Config variables can be passed in an object to the keystone.init method, or can be set any time before keystone.start is called using keystone.set(key, value). This allows for a more flexible order of execution (e.g. if you refer to Lists in your routes, you can set the routes after configuring your Lists, as in the example above).

See the KeystoneJS configuration documentation for details and examples of the available configuration options.

To understand how these settings are used, and how the Express application is initialised, see Keystone.prototype.start in lib/core/start.js.

Database field types

Keystone builds on the basic data types provided by mongo and allows you to easily add rich, functional fields to your application's models.

You get helper methods on your models for dealing with each field type easily (such as formatting a date or number, resizing an image, getting an array of the available options for a select field, or using Google's Places API to improve addresses) as well as a beautiful, responsive admin UI to edit your data with.

See the KeystoneJS database documentation for details and examples of the various field types, as well as how to set up and use database models in your application.

Keystone's field types include:

Keystone also has Relationship fields for managing one-to-many and many-to-many relationships between different models.

Running KeystoneJS in Production

When you deploy your KeystoneJS app to production, be sure to set your ENV environment variable to production. You can do this by setting NODE_ENV=production in your .env file, which gets handled by dotenv.

Setting your environment enables certain features, including template caching, simpler error reporting and html minification, that are important in production but annoying in development.

Linking Keystone for Development and Testing

If you want to test or develop against the master branch of KeystoneJS (or against your own branch), rather than a published version on npm, you just need to check it out then use npm link to link it to your project. On Mac OS, this is done like this:

  • Checkout KeystoneJS locally, e.g. to ~/Development/KeystoneJS
  • From the KeystoneJS directory, run sudo npm link (you will need to enter your system password)
  • From your project directory, e.g. ~/Development/MySite (the one with your package.json file in it) run npm link keystone. This will create a link between ~/Development/MySite/node_modules/keystone and ~/Development/KeystoneJS.

Then require('keystone') normally in your app - the development copy will be used. Note that running npm update will ignore new versions of keystone that have been published.

To go back to using a published version of KeystoneJS from npm, from your project directory, run npm unlink keystone then npm install.

Testing

To run the test suite run npm test.

Thanks

KeystoneJS is a free and open source community-driven project. Thanks to our many contributors and users for making it great.

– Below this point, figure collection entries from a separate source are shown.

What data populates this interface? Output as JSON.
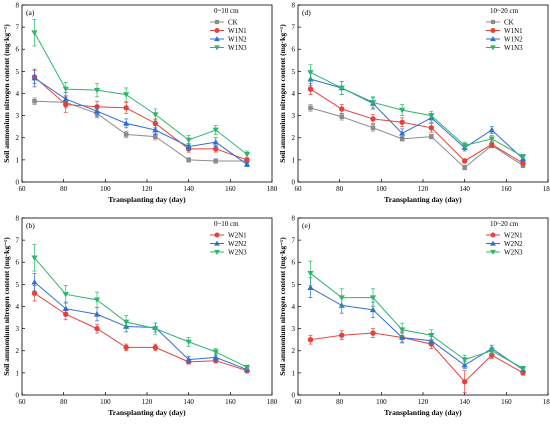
{
  "chart_data": [
    {
      "type": "line",
      "panel": "(a)",
      "depth": "0~10 cm",
      "xlabel": "Transplanting day (day)",
      "ylabel": "Soil ammonium nitrogen content (mg·kg⁻¹)",
      "xlim": [
        60,
        180
      ],
      "ylim": [
        0,
        8
      ],
      "xticks": [
        60,
        80,
        100,
        120,
        140,
        160,
        180
      ],
      "yticks": [
        0,
        1,
        2,
        3,
        4,
        5,
        6,
        7,
        8
      ],
      "x": [
        66,
        81,
        96,
        110,
        124,
        140,
        153,
        168
      ],
      "legend_position": "top-right",
      "series": [
        {
          "name": "CK",
          "color": "#8c8c8c",
          "marker": "square",
          "values": [
            3.65,
            3.6,
            3.1,
            2.15,
            2.05,
            1.0,
            0.95,
            0.95
          ],
          "errors": [
            0.15,
            0.25,
            0.2,
            0.15,
            0.15,
            0.1,
            0.1,
            0.1
          ]
        },
        {
          "name": "W1N1",
          "color": "#e8413c",
          "marker": "circle",
          "values": [
            4.75,
            3.5,
            3.4,
            3.35,
            2.65,
            1.5,
            1.5,
            1.0
          ],
          "errors": [
            0.3,
            0.35,
            0.25,
            0.25,
            0.2,
            0.15,
            0.15,
            0.1
          ]
        },
        {
          "name": "W1N2",
          "color": "#2f6fd1",
          "marker": "triangle-up",
          "values": [
            4.7,
            3.75,
            3.2,
            2.65,
            2.35,
            1.6,
            1.8,
            0.8
          ],
          "errors": [
            0.4,
            0.3,
            0.25,
            0.2,
            0.2,
            0.15,
            0.2,
            0.1
          ]
        },
        {
          "name": "W1N3",
          "color": "#2fb56a",
          "marker": "triangle-down",
          "values": [
            6.75,
            4.2,
            4.15,
            3.95,
            3.05,
            1.9,
            2.35,
            1.25
          ],
          "errors": [
            0.6,
            0.3,
            0.3,
            0.3,
            0.25,
            0.2,
            0.2,
            0.15
          ]
        }
      ]
    },
    {
      "type": "line",
      "panel": "(d)",
      "depth": "10~20 cm",
      "xlabel": "Transplanting day (day)",
      "ylabel": "Soil ammonium nitrogen content (mg·kg⁻¹)",
      "xlim": [
        60,
        180
      ],
      "ylim": [
        0,
        8
      ],
      "xticks": [
        60,
        80,
        100,
        120,
        140,
        160,
        180
      ],
      "yticks": [
        0,
        1,
        2,
        3,
        4,
        5,
        6,
        7,
        8
      ],
      "x": [
        66,
        81,
        96,
        110,
        124,
        140,
        153,
        168
      ],
      "legend_position": "top-right",
      "series": [
        {
          "name": "CK",
          "color": "#8c8c8c",
          "marker": "square",
          "values": [
            3.35,
            2.95,
            2.45,
            1.95,
            2.05,
            0.65,
            1.65,
            0.75
          ],
          "errors": [
            0.15,
            0.15,
            0.15,
            0.1,
            0.1,
            0.1,
            0.1,
            0.1
          ]
        },
        {
          "name": "W1N1",
          "color": "#e8413c",
          "marker": "circle",
          "values": [
            4.2,
            3.3,
            2.85,
            2.7,
            2.45,
            0.95,
            1.7,
            0.85
          ],
          "errors": [
            0.25,
            0.2,
            0.2,
            0.2,
            0.2,
            0.1,
            0.15,
            0.1
          ]
        },
        {
          "name": "W1N2",
          "color": "#2f6fd1",
          "marker": "triangle-up",
          "values": [
            4.65,
            4.25,
            3.55,
            2.2,
            2.9,
            1.55,
            2.35,
            1.05
          ],
          "errors": [
            0.3,
            0.3,
            0.25,
            0.2,
            0.2,
            0.15,
            0.15,
            0.1
          ]
        },
        {
          "name": "W1N3",
          "color": "#2fb56a",
          "marker": "triangle-down",
          "values": [
            4.95,
            4.25,
            3.6,
            3.25,
            3.0,
            1.65,
            1.95,
            1.15
          ],
          "errors": [
            0.35,
            0.3,
            0.25,
            0.25,
            0.2,
            0.15,
            0.15,
            0.1
          ]
        }
      ]
    },
    {
      "type": "line",
      "panel": "(b)",
      "depth": "0~10 cm",
      "xlabel": "Transplanting day (day)",
      "ylabel": "Soil ammonium nitrogen content (mg·kg⁻¹)",
      "xlim": [
        60,
        180
      ],
      "ylim": [
        0,
        8
      ],
      "xticks": [
        60,
        80,
        100,
        120,
        140,
        160,
        180
      ],
      "yticks": [
        0,
        1,
        2,
        3,
        4,
        5,
        6,
        7,
        8
      ],
      "x": [
        66,
        81,
        96,
        110,
        124,
        140,
        153,
        168
      ],
      "legend_position": "top-right",
      "series": [
        {
          "name": "W2N1",
          "color": "#e8413c",
          "marker": "circle",
          "values": [
            4.6,
            3.65,
            3.0,
            2.15,
            2.15,
            1.5,
            1.55,
            1.1
          ],
          "errors": [
            0.35,
            0.25,
            0.2,
            0.15,
            0.15,
            0.1,
            0.1,
            0.1
          ]
        },
        {
          "name": "W2N2",
          "color": "#2f6fd1",
          "marker": "triangle-up",
          "values": [
            5.1,
            3.9,
            3.65,
            3.1,
            3.05,
            1.6,
            1.7,
            1.15
          ],
          "errors": [
            0.4,
            0.3,
            0.3,
            0.25,
            0.2,
            0.15,
            0.15,
            0.1
          ]
        },
        {
          "name": "W2N3",
          "color": "#2fb56a",
          "marker": "triangle-down",
          "values": [
            6.2,
            4.55,
            4.3,
            3.3,
            3.0,
            2.4,
            1.95,
            1.25
          ],
          "errors": [
            0.6,
            0.4,
            0.35,
            0.3,
            0.25,
            0.2,
            0.15,
            0.1
          ]
        }
      ]
    },
    {
      "type": "line",
      "panel": "(e)",
      "depth": "10~20 cm",
      "xlabel": "Transplanting day (day)",
      "ylabel": "Soil ammonium nitrogen content (mg·kg⁻¹)",
      "xlim": [
        60,
        180
      ],
      "ylim": [
        0,
        8
      ],
      "xticks": [
        60,
        80,
        100,
        120,
        140,
        160,
        180
      ],
      "yticks": [
        0,
        1,
        2,
        3,
        4,
        5,
        6,
        7,
        8
      ],
      "x": [
        66,
        81,
        96,
        110,
        124,
        140,
        153,
        168
      ],
      "legend_position": "top-right",
      "series": [
        {
          "name": "W2N1",
          "color": "#e8413c",
          "marker": "circle",
          "values": [
            2.5,
            2.7,
            2.8,
            2.6,
            2.3,
            0.6,
            1.8,
            1.0
          ],
          "errors": [
            0.2,
            0.2,
            0.2,
            0.2,
            0.2,
            0.5,
            0.15,
            0.1
          ]
        },
        {
          "name": "W2N2",
          "color": "#2f6fd1",
          "marker": "triangle-up",
          "values": [
            4.85,
            4.05,
            3.85,
            2.6,
            2.45,
            1.35,
            2.1,
            1.15
          ],
          "errors": [
            0.45,
            0.35,
            0.35,
            0.25,
            0.2,
            0.15,
            0.15,
            0.1
          ]
        },
        {
          "name": "W2N3",
          "color": "#2fb56a",
          "marker": "triangle-down",
          "values": [
            5.5,
            4.4,
            4.4,
            2.95,
            2.7,
            1.6,
            2.0,
            1.2
          ],
          "errors": [
            0.55,
            0.4,
            0.4,
            0.3,
            0.25,
            0.2,
            0.15,
            0.1
          ]
        }
      ]
    }
  ]
}
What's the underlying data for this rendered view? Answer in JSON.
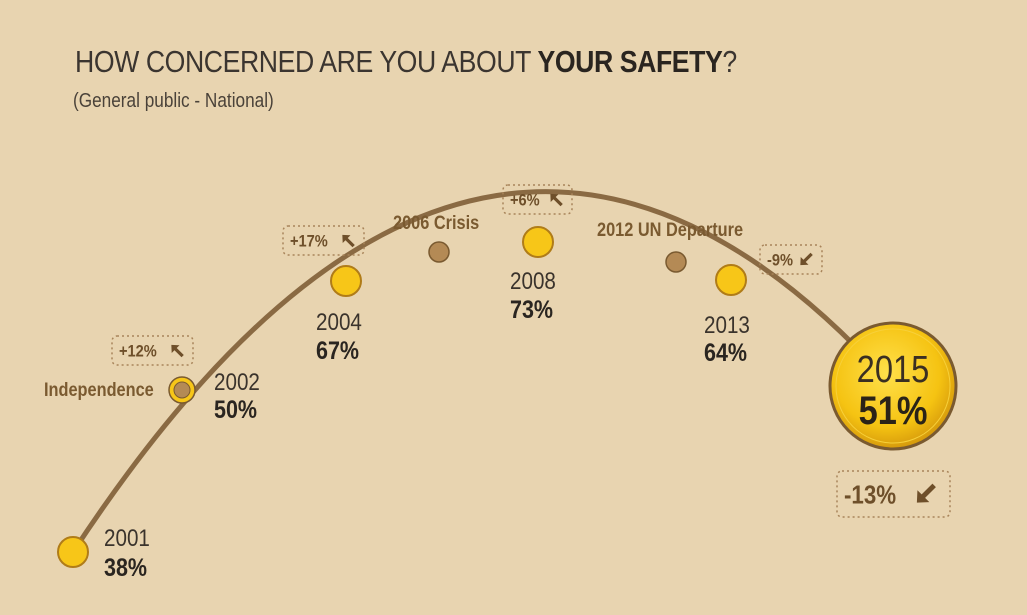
{
  "title": {
    "prefix": "HOW CONCERNED ARE YOU ABOUT ",
    "emphasis": "YOUR SAFETY",
    "suffix": "?"
  },
  "subtitle": "(General public - National)",
  "colors": {
    "background": "#e8d4b0",
    "curve": "#8a6a43",
    "point_fill": "#f7c618",
    "point_stroke": "#b07c18",
    "event_fill": "#b48a55",
    "event_stroke": "#7a5a30",
    "change_text": "#6e4f2a",
    "label_text": "#3a332c"
  },
  "chart_data": {
    "type": "line",
    "y_unit": "%",
    "points": [
      {
        "year": "2001",
        "value": 38,
        "label": "38%"
      },
      {
        "year": "2002",
        "value": 50,
        "label": "50%"
      },
      {
        "year": "2004",
        "value": 67,
        "label": "67%"
      },
      {
        "year": "2008",
        "value": 73,
        "label": "73%"
      },
      {
        "year": "2013",
        "value": 64,
        "label": "64%"
      },
      {
        "year": "2015",
        "value": 51,
        "label": "51%",
        "highlight": true
      }
    ],
    "events": [
      {
        "label": "Independence",
        "at_year": "2002"
      },
      {
        "label": "2006 Crisis"
      },
      {
        "label": "2012 UN Departure"
      }
    ],
    "changes": [
      {
        "text": "+12%",
        "direction": "up",
        "after_year": "2002"
      },
      {
        "text": "+17%",
        "direction": "up",
        "after_year": "2004"
      },
      {
        "text": "+6%",
        "direction": "up",
        "after_year": "2008"
      },
      {
        "text": "-9%",
        "direction": "down",
        "after_year": "2013"
      },
      {
        "text": "-13%",
        "direction": "down",
        "after_year": "2015"
      }
    ]
  }
}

Thanks to the following companies and projects whose work we have used or taken inspiration from in the making of KeystoneJS:

License

(The MIT License)

Copyright (c) 2015 Jed Watson

Permission is hereby granted, free of charge, to any person obtaining a copy of this software and associated documentation files (the 'Software'), to deal in the Software without restriction, including without limitation the rights to use, copy, modify, merge, publish, distribute, sublicense, and/or sell copies of the Software, and to permit persons to whom the Software is furnished to do so, subject to the following conditions:

The above copyright notice and this permission notice shall be included in all copies or substantial portions of the Software.

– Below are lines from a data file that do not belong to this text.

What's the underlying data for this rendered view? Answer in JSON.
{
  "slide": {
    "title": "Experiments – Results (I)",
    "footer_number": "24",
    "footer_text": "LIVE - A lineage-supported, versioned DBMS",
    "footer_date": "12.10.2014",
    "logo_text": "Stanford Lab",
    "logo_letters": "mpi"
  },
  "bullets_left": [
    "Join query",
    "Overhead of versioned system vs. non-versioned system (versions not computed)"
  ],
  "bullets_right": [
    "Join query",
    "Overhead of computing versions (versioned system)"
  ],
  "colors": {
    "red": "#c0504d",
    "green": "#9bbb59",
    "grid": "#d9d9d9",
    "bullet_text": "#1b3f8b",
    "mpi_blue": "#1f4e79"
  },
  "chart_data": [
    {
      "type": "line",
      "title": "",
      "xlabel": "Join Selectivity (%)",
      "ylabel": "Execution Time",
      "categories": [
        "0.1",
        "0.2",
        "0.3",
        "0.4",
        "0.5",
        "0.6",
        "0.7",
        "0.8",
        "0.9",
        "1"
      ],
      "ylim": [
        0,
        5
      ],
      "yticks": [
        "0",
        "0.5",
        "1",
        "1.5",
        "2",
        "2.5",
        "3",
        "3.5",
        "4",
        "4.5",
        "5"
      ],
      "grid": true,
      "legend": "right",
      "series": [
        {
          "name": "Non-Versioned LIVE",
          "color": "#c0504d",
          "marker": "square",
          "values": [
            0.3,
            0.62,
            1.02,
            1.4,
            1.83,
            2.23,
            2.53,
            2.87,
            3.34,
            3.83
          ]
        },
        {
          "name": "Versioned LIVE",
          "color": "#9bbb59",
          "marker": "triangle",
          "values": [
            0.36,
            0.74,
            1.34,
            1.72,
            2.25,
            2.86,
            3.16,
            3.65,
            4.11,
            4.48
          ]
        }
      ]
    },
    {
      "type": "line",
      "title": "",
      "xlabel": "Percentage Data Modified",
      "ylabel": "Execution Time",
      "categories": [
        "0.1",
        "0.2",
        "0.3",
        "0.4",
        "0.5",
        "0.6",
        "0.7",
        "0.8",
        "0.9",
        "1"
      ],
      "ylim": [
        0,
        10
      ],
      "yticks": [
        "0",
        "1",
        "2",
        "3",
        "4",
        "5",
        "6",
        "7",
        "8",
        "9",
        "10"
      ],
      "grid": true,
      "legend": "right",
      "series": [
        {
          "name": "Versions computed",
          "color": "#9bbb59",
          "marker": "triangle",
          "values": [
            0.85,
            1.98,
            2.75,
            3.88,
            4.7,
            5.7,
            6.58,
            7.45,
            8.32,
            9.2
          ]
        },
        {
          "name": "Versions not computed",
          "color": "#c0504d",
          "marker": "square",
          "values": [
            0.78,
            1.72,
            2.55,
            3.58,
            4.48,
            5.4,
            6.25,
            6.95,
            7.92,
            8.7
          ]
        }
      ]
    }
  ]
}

THE SOFTWARE IS PROVIDED 'AS IS', WITHOUT WARRANTY OF ANY KIND, EXPRESS OR IMPLIED, INCLUDING BUT NOT LIMITED TO THE WARRANTIES OF MERCHANTABILITY, FITNESS FOR A PARTICULAR PURPOSE AND NONINFRINGEMENT. IN NO EVENT SHALL THE AUTHORS OR COPYRIGHT HOLDERS BE LIABLE FOR ANY CLAIM, DAMAGES OR OTHER LIABILITY, WHETHER IN AN ACTION OF CONTRACT, TORT OR OTHERWISE, ARISING FROM, OUT OF OR IN CONNECTION WITH THE SOFTWARE OR THE USE OR OTHER DEALINGS IN THE SOFTWARE.